316.—Pourquoi le nom de Madrid fut-il donné au château que François Ier fit construire, vers 1530, au bois de Boulogne?
—Le roi gentilhomme, ayant fait commencer l'édification de ce château, était si impatient de l'habiter, qu'il n'en attendit pas l'achèvement pour y fixer sa résidence. On remarqua de plus que, lorsqu'il habitait cette maison, il entendait n'y recevoir que le moins possible de visiteurs vulgaires. Il venait particulièrement là pour se livrer à l'étude, ou pour s'entretenir avec un petit nombre d'artistes ou de savants qui étaient seuls admis dans cette retraite. Les courtisans, blessés de l'éloignement où les tenait alors le roi, et faisant allusion au temps de sa captivité, pendant laquelle on ne pouvait parvenir à le voir qu'avec de très grandes difficultés, donnèrent par épigramme au château de Boulogne le nom de la ville dans laquelle ce prince avait été prisonnier, et l'appelèrent le château de Madrid, nom qui lui est resté.

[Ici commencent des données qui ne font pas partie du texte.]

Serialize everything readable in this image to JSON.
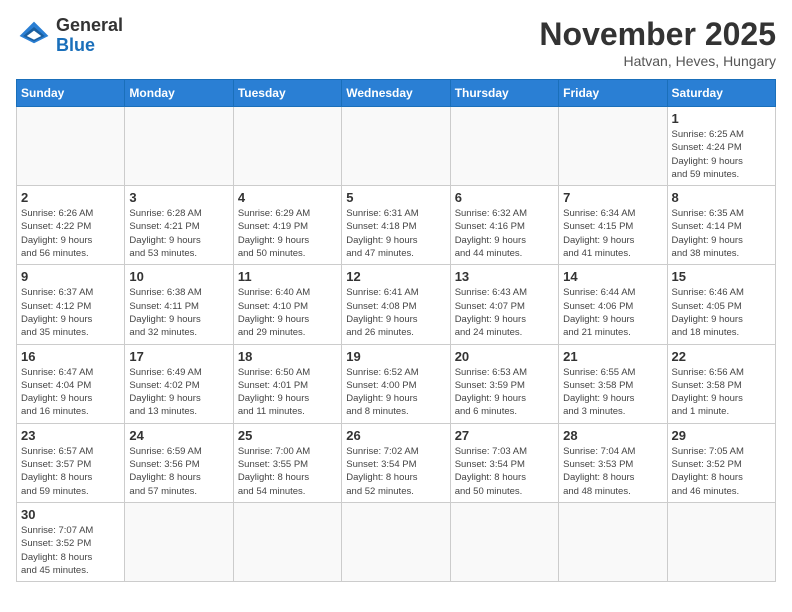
{
  "header": {
    "logo_general": "General",
    "logo_blue": "Blue",
    "month_year": "November 2025",
    "location": "Hatvan, Heves, Hungary"
  },
  "weekdays": [
    "Sunday",
    "Monday",
    "Tuesday",
    "Wednesday",
    "Thursday",
    "Friday",
    "Saturday"
  ],
  "weeks": [
    [
      {
        "day": "",
        "info": ""
      },
      {
        "day": "",
        "info": ""
      },
      {
        "day": "",
        "info": ""
      },
      {
        "day": "",
        "info": ""
      },
      {
        "day": "",
        "info": ""
      },
      {
        "day": "",
        "info": ""
      },
      {
        "day": "1",
        "info": "Sunrise: 6:25 AM\nSunset: 4:24 PM\nDaylight: 9 hours\nand 59 minutes."
      }
    ],
    [
      {
        "day": "2",
        "info": "Sunrise: 6:26 AM\nSunset: 4:22 PM\nDaylight: 9 hours\nand 56 minutes."
      },
      {
        "day": "3",
        "info": "Sunrise: 6:28 AM\nSunset: 4:21 PM\nDaylight: 9 hours\nand 53 minutes."
      },
      {
        "day": "4",
        "info": "Sunrise: 6:29 AM\nSunset: 4:19 PM\nDaylight: 9 hours\nand 50 minutes."
      },
      {
        "day": "5",
        "info": "Sunrise: 6:31 AM\nSunset: 4:18 PM\nDaylight: 9 hours\nand 47 minutes."
      },
      {
        "day": "6",
        "info": "Sunrise: 6:32 AM\nSunset: 4:16 PM\nDaylight: 9 hours\nand 44 minutes."
      },
      {
        "day": "7",
        "info": "Sunrise: 6:34 AM\nSunset: 4:15 PM\nDaylight: 9 hours\nand 41 minutes."
      },
      {
        "day": "8",
        "info": "Sunrise: 6:35 AM\nSunset: 4:14 PM\nDaylight: 9 hours\nand 38 minutes."
      }
    ],
    [
      {
        "day": "9",
        "info": "Sunrise: 6:37 AM\nSunset: 4:12 PM\nDaylight: 9 hours\nand 35 minutes."
      },
      {
        "day": "10",
        "info": "Sunrise: 6:38 AM\nSunset: 4:11 PM\nDaylight: 9 hours\nand 32 minutes."
      },
      {
        "day": "11",
        "info": "Sunrise: 6:40 AM\nSunset: 4:10 PM\nDaylight: 9 hours\nand 29 minutes."
      },
      {
        "day": "12",
        "info": "Sunrise: 6:41 AM\nSunset: 4:08 PM\nDaylight: 9 hours\nand 26 minutes."
      },
      {
        "day": "13",
        "info": "Sunrise: 6:43 AM\nSunset: 4:07 PM\nDaylight: 9 hours\nand 24 minutes."
      },
      {
        "day": "14",
        "info": "Sunrise: 6:44 AM\nSunset: 4:06 PM\nDaylight: 9 hours\nand 21 minutes."
      },
      {
        "day": "15",
        "info": "Sunrise: 6:46 AM\nSunset: 4:05 PM\nDaylight: 9 hours\nand 18 minutes."
      }
    ],
    [
      {
        "day": "16",
        "info": "Sunrise: 6:47 AM\nSunset: 4:04 PM\nDaylight: 9 hours\nand 16 minutes."
      },
      {
        "day": "17",
        "info": "Sunrise: 6:49 AM\nSunset: 4:02 PM\nDaylight: 9 hours\nand 13 minutes."
      },
      {
        "day": "18",
        "info": "Sunrise: 6:50 AM\nSunset: 4:01 PM\nDaylight: 9 hours\nand 11 minutes."
      },
      {
        "day": "19",
        "info": "Sunrise: 6:52 AM\nSunset: 4:00 PM\nDaylight: 9 hours\nand 8 minutes."
      },
      {
        "day": "20",
        "info": "Sunrise: 6:53 AM\nSunset: 3:59 PM\nDaylight: 9 hours\nand 6 minutes."
      },
      {
        "day": "21",
        "info": "Sunrise: 6:55 AM\nSunset: 3:58 PM\nDaylight: 9 hours\nand 3 minutes."
      },
      {
        "day": "22",
        "info": "Sunrise: 6:56 AM\nSunset: 3:58 PM\nDaylight: 9 hours\nand 1 minute."
      }
    ],
    [
      {
        "day": "23",
        "info": "Sunrise: 6:57 AM\nSunset: 3:57 PM\nDaylight: 8 hours\nand 59 minutes."
      },
      {
        "day": "24",
        "info": "Sunrise: 6:59 AM\nSunset: 3:56 PM\nDaylight: 8 hours\nand 57 minutes."
      },
      {
        "day": "25",
        "info": "Sunrise: 7:00 AM\nSunset: 3:55 PM\nDaylight: 8 hours\nand 54 minutes."
      },
      {
        "day": "26",
        "info": "Sunrise: 7:02 AM\nSunset: 3:54 PM\nDaylight: 8 hours\nand 52 minutes."
      },
      {
        "day": "27",
        "info": "Sunrise: 7:03 AM\nSunset: 3:54 PM\nDaylight: 8 hours\nand 50 minutes."
      },
      {
        "day": "28",
        "info": "Sunrise: 7:04 AM\nSunset: 3:53 PM\nDaylight: 8 hours\nand 48 minutes."
      },
      {
        "day": "29",
        "info": "Sunrise: 7:05 AM\nSunset: 3:52 PM\nDaylight: 8 hours\nand 46 minutes."
      }
    ],
    [
      {
        "day": "30",
        "info": "Sunrise: 7:07 AM\nSunset: 3:52 PM\nDaylight: 8 hours\nand 45 minutes."
      },
      {
        "day": "",
        "info": ""
      },
      {
        "day": "",
        "info": ""
      },
      {
        "day": "",
        "info": ""
      },
      {
        "day": "",
        "info": ""
      },
      {
        "day": "",
        "info": ""
      },
      {
        "day": "",
        "info": ""
      }
    ]
  ]
}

317.—Le P. Gaspard Schott, auteur très érudit, mais fort bizarre, du dix-septième siècle, dit dans un de ses livres que l'enfant apporte en naissant le visage tourné vers la terre, comme un coupable, par le fait du péché originel dont il est chargé. Son premier cri au grand jour est O A, tandis que celui de la mère qui le voit est O E. Ces sons significatifs peuvent facilement s'expliquer ainsi: O A voudrait dire: O Adam, pourquoi avez-vous péché? et O E se traduirait par O Eve, pourquoi avez-vous induit en péché Adam notre premier père?

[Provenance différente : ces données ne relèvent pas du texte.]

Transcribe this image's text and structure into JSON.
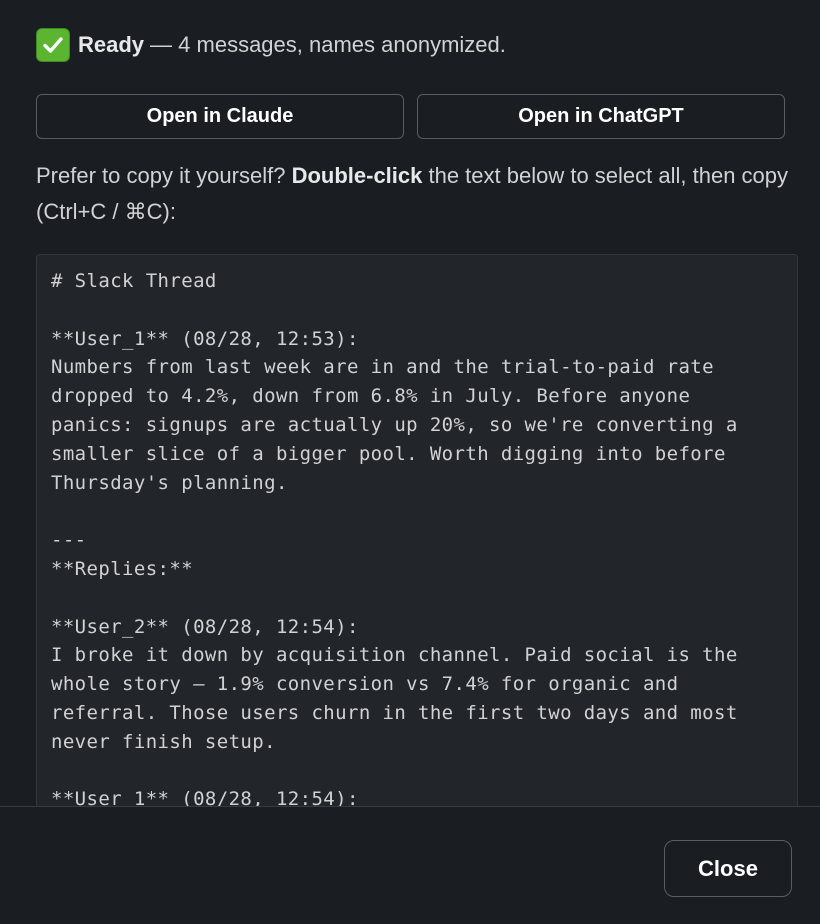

318.—Les étymologistes sont assez peu d'accord sur l'origine de notre mot canaille. Selon les uns, qui interrogent l'histoire ancienne, à Rome les oisifs de basse condition, les gueux, avaient pour lieu de réunion ordinaire un coin du Forum où se trouvait un canal, fossé ou égout. Ils étaient là, jasant, riant, lançant des propos orduriers aux passants. On nommait cette tourbe, par suite du lieu où elle se réunissait, canaliailæ, d'où nous aurions fait canaille. Selon d'autres, ce serait au mot canis (chien) qu'il faudrait rapporter l'étymologie en question. Canaille aurait alors la signification de bande de chiens. On trouve d'ailleurs, dans le vieux français, avec le même sens, le mot chiennaille, et le mot italien canaglia ne semble pas avoir une autre origine. Auquel des deux avis donner la préférence?

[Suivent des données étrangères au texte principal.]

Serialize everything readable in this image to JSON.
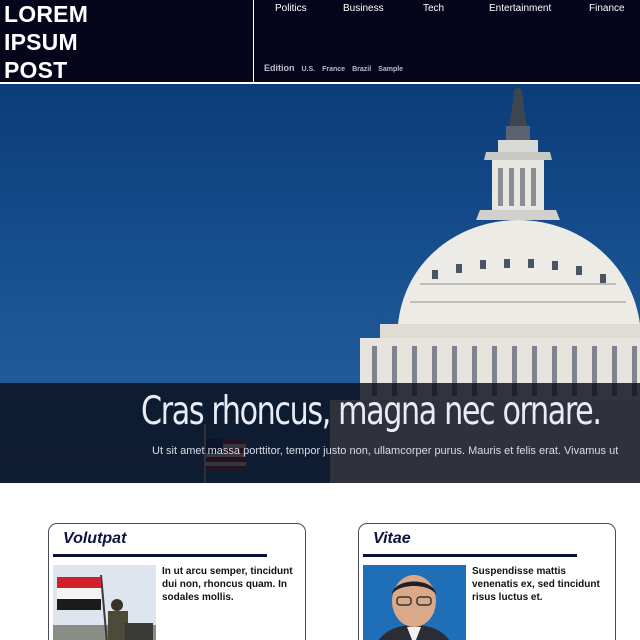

319.—Un jour, Mazarin, d'ailleurs fort mauvais joueur, jouant au piquet, se prit de dispute avec son adversaire. Une discussion assez vive venait de s'engager. L'assemblée, qui faisait cercle, restait silencieuse et comme indifférente au débat dont elle devait être juge, lorsque Benserade entra. Mazarin, s'adressant à lui pour décider le cas en litige: «Monseigneur, lui dit Benserade, vous avez tort.—Eh! comment peux-tu me condamner sans savoir le fait? s'écria Mazarin, qui ne le lui avait point encore expliqué.—Ah! vertubleu! Monseigneur, répondit Benserade, le silence de ces messieurs m'instruit parfaitement: ils crieraient en faveur de Votre Éminence aussi haut qu'elle, si Votre Éminence avait raison.»
320.—Le goût dominant du chevalier de Boufflers était d'être toujours ambulant. Quelqu'un, l'ayant rencontré un jour sur les grands chemins, lui dit: «Monsieur le chevalier, je suis charmé de vous rencontrer chez vous.»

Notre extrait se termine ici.